Erm, I don't think, unless it has to do with the convention?
http://www.anthrocon.org/registration

But I live in PA, so surely I heard of it somewhere. ^^


----------



## TDK (Nov 24, 2009)

It's called the Western PA Furry Weekend, their main event is a weekend mini-con in Aspinwall. But what your talkin' about is their monthly meet up at Panera in either Oakland or North Hills.

I answer questions and become a Google explorer when i'm bored .


----------



## Nick (Nov 26, 2009)

I dunno. I do know about the furry meets that happen...every month?? Eh, there are things that go on around here but I don't go. The little ones tbh are kinda too out there for me.


----------



## TDK (Nov 26, 2009)

Nick said:


> Eh, there are things that go on around here but I don't go.
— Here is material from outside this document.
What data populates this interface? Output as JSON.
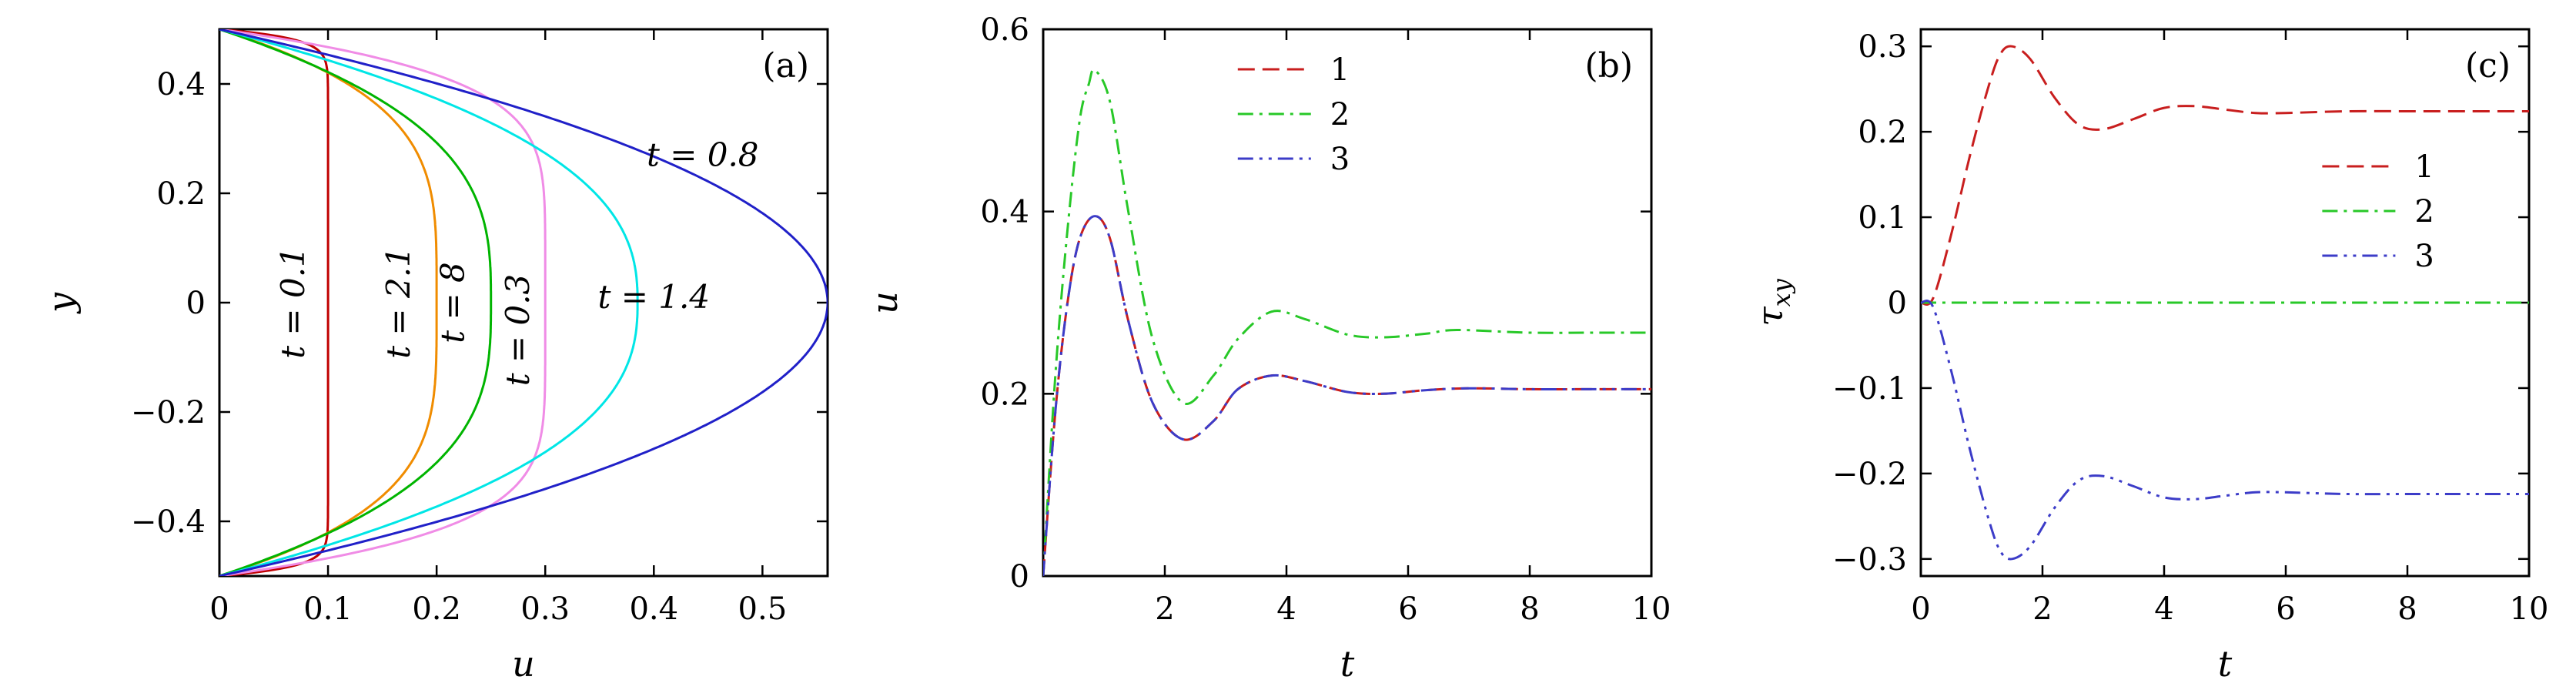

The little ones tbh are kinda too out there for me.



Feel you on that one. I saw some pictures, it looked pretty fucking boring and not my scene. Plus there such a long drive, can we get something going on in the CITY? You know where it's exciting and central and stuff?


----------



## Nick (Nov 26, 2009)

heh, I love Pittsburgh so much. There's always something to do there. Great food, lots of clubs and bars...plus it's a gorgeous place. Specially at night.


----------